The exchange-traded fund uses futures derivatives to bet against the Dow Jones U.S. Financials sector stock index, which closed down 3.6% Thursday and is down 16.4% year to date. There are 292 companies in the financials index, but it's dominated by big banks like Bank of America (BAC), Goldman Sachs (GS) and Merrill, and large insurers like AIG (AIG) and MetLife (MET).
Shares of the largest investment banks fell Thursday after Keefe Bruyette & Woods analyst Lauren Smith lowered first-quarter profit estimates for the big brokers an average of 37%, citing continued fallout from the subprime mortgage crisis, particularly in the commercial real estate sector and its related securities.

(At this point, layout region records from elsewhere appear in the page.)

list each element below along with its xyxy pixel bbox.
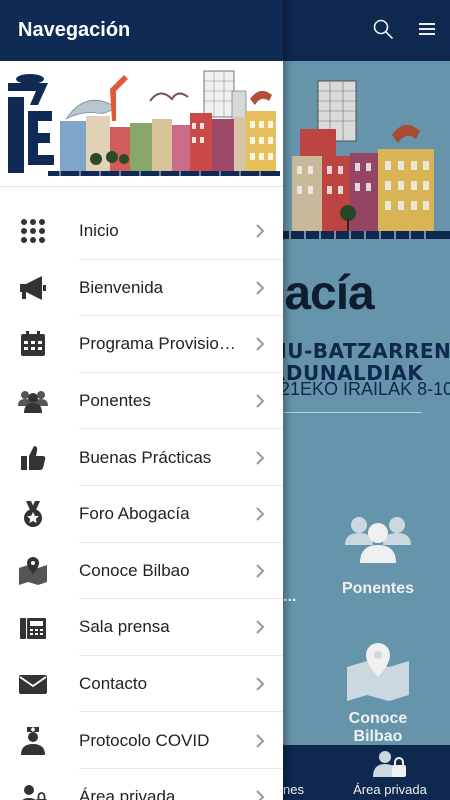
- people-icon: [18, 391, 48, 414]
- menu-item-area-privada[interactable]: Área privada: [0, 769, 283, 800]
- menu-item-ponentes[interactable]: Ponentes: [0, 373, 283, 430]
- doctor-icon: [21, 726, 45, 755]
- chevron-right-icon: [256, 394, 265, 408]
- drawer-menu: Inicio Bienvenida Programa Provisional P…: [0, 203, 283, 800]
- menu-item-label: Sala prensa: [79, 617, 170, 637]
- menu-item-inicio[interactable]: Inicio: [0, 203, 283, 260]
- calendar-icon: [21, 331, 45, 357]
- chevron-right-icon: [256, 677, 265, 691]
- menu-item-conoce-bilbao[interactable]: Conoce Bilbao: [0, 543, 283, 600]
- drawer-title: Navegación: [18, 19, 131, 41]
- drawer-scrim[interactable]: [283, 0, 450, 800]
- chevron-right-icon: [256, 620, 265, 635]
- chevron-right-icon: [256, 507, 265, 521]
- drawer-header: Navegación: [0, 0, 283, 61]
- chevron-right-icon: [256, 337, 265, 352]
- chevron-right-icon: [256, 281, 265, 295]
- envelope-icon: [19, 675, 47, 695]
- chevron-right-icon: [256, 733, 265, 748]
- menu-item-protocolo-covid[interactable]: Protocolo COVID: [0, 712, 283, 769]
- menu-item-label: Conoce Bilbao: [79, 560, 190, 580]
- chevron-right-icon: [256, 790, 265, 800]
- grid-icon: [21, 219, 45, 244]
- chevron-right-icon: [256, 224, 265, 239]
- fax-icon: [20, 618, 46, 640]
- menu-item-label: Bienvenida: [79, 277, 164, 297]
- menu-item-bienvenida[interactable]: Bienvenida: [0, 260, 283, 317]
- menu-item-label: Buenas Prácticas: [79, 447, 212, 467]
- menu-item-label: Área privada: [79, 787, 176, 800]
- medal-icon: [24, 501, 42, 528]
- menu-item-programa[interactable]: Programa Provisional: [0, 316, 283, 373]
- logo-icon: [8, 74, 54, 173]
- navigation-drawer: Navegación Inicio Bienvenida Programa Pr…: [0, 0, 283, 800]
- chevron-right-icon: [256, 450, 265, 465]
- thumbs-up-icon: [21, 445, 46, 470]
- menu-item-buenas-practicas[interactable]: Buenas Prácticas: [0, 429, 283, 486]
- menu-item-label: Protocolo COVID: [79, 730, 210, 750]
- menu-item-label: Programa Provisional: [79, 334, 237, 354]
- menu-item-label: Contacto: [79, 674, 148, 694]
- menu-item-label: Foro Abogacía: [79, 504, 190, 524]
- drawer-banner-illustration: [0, 61, 283, 187]
- menu-item-label: Inicio: [79, 221, 119, 241]
- menu-item-foro-abogacia[interactable]: Foro Abogacía: [0, 486, 283, 543]
- megaphone-icon: [20, 275, 46, 300]
- user-lock-icon: [22, 785, 47, 800]
- chevron-right-icon: [256, 564, 265, 578]
- menu-item-sala-prensa[interactable]: Sala prensa: [0, 599, 283, 656]
- map-pin-icon: [19, 556, 47, 585]
- menu-item-contacto[interactable]: Contacto: [0, 656, 283, 713]
- menu-item-label: Ponentes: [79, 391, 151, 411]
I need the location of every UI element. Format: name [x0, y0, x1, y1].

"There has been significant deterioration in the market for commercial mortgage-backed securities as evidenced in part by the sharp decline in the CMBX index, which tracks the performance of commercial-real-estate bonds with different credit ratings," she wrote. "We believe the large cap brokers will mark down their CMBS holdings in 1Q08 given the widening of spreads between Treasuries and the commercial mortgage backed securities by about 5%."

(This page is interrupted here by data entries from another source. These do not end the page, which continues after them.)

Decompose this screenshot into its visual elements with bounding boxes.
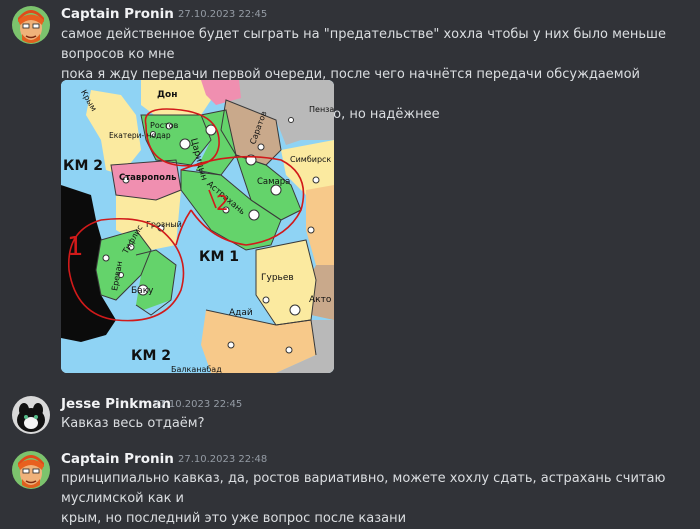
- avatar-captain-pronin-image: [12, 6, 50, 44]
- map-label-simbirsk: Симбирск: [290, 155, 331, 164]
- map-image: Дон Саратов Пенза Ростов Царицын Екатери…: [61, 80, 334, 373]
- annotation-number-1: 1: [67, 232, 84, 262]
- avatar[interactable]: [12, 6, 50, 44]
- message-line: Кавказ весь отдаём?: [61, 416, 205, 431]
- avatar-jesse-pinkman-image: [12, 396, 50, 434]
- annotation-number-2: 2: [216, 191, 229, 215]
- map-label-penza: Пенза: [309, 105, 334, 114]
- map-label-stavropol: Ставрополь: [119, 173, 177, 183]
- avatar[interactable]: [12, 396, 50, 434]
- map-label-gurev: Гурьев: [261, 273, 294, 283]
- map-label-samara: Самара: [257, 177, 290, 187]
- message-line: крым, но последний это уже вопрос после …: [61, 511, 407, 526]
- message-1: Captain Pronin 27.10.2023 22:45 самое де…: [0, 0, 700, 122]
- map-label-baku: Баку: [131, 286, 154, 296]
- map-label-don: Дон: [157, 90, 177, 100]
- message-2: Jesse Pinkman 27.10.2023 22:45 Кавказ ве…: [0, 390, 700, 440]
- avatar-captain-pronin-image: [12, 451, 50, 489]
- map-label-ekaterinodar: Екатери- нодар: [109, 131, 171, 140]
- map-image-attachment[interactable]: Дон Саратов Пенза Ростов Царицын Екатери…: [61, 80, 334, 373]
- message-text: принципиально кавказ, да, ростов вариати…: [61, 469, 691, 529]
- timestamp: 27.10.2023 22:45: [153, 399, 243, 410]
- map-label-km2-bottom: КМ 2: [131, 348, 171, 364]
- map-label-aktobe: Акто: [309, 295, 332, 305]
- message-text: Кавказ весь отдаём?: [61, 414, 691, 434]
- map-label-balkhan: Балканабад: [171, 365, 222, 373]
- map-label-rostov: Ростов: [150, 121, 179, 130]
- author-name[interactable]: Captain Pronin: [61, 6, 174, 22]
- map-label-adai: Адай: [229, 308, 253, 318]
- timestamp: 27.10.2023 22:45: [178, 9, 268, 20]
- message-3: Captain Pronin 27.10.2023 22:48 принципи…: [0, 445, 700, 526]
- author-name[interactable]: Captain Pronin: [61, 451, 174, 467]
- timestamp: 27.10.2023 22:48: [178, 454, 268, 465]
- map-label-km1: КМ 1: [199, 249, 239, 265]
- map-label-km2-top: КМ 2: [63, 158, 103, 174]
- avatar[interactable]: [12, 451, 50, 489]
- message-line: самое действенное будет сыграть на "пред…: [61, 27, 666, 62]
- message-line: принципиально кавказ, да, ростов вариати…: [61, 471, 666, 506]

And those stocks have been sagging ever since the subprime mortgage crisis broke into the open and picked up momentum, resulting in losses of billions and billions of dollars throughout the sector. Of the stocks whose estimates were trimmed Thursday, top performer Goldman is down 16.4% over the last year, while Citigroup (C) shares have lost 56% of their value.
UltraShort Financials is up 65.7% in the same period, while the underlying U.S. Financials index has sunk 29.3%. The ETF is more than double the index loss because its returns are compounded.
ProShares Chief Executive Michael Sapir says the Ultra funds family "isn't targeted to mom-and-pop investors.
"But for more sophisticated investors who have a viewpoint that the financial sector, including the major money center banks, is going to do poorly as a result of things like the subprime mortgage crisis, this represents an easy and simple way for investors to get short exposure to the sector," Sapir says.
Making sector calls, particularly is you use ETFs to bet on an industry's falling fortunes, is more risky than the average investor's do-it-yourself strategy. That approach can still work, says Virginia Zart, senior web editor at Global Trends Investments, a Newport Beach, Calif., advisory firm.
"Setting up an exit strategy is important," she says. "We watch the 200-day moving average and put an 8% stop-loss on [each ETF]."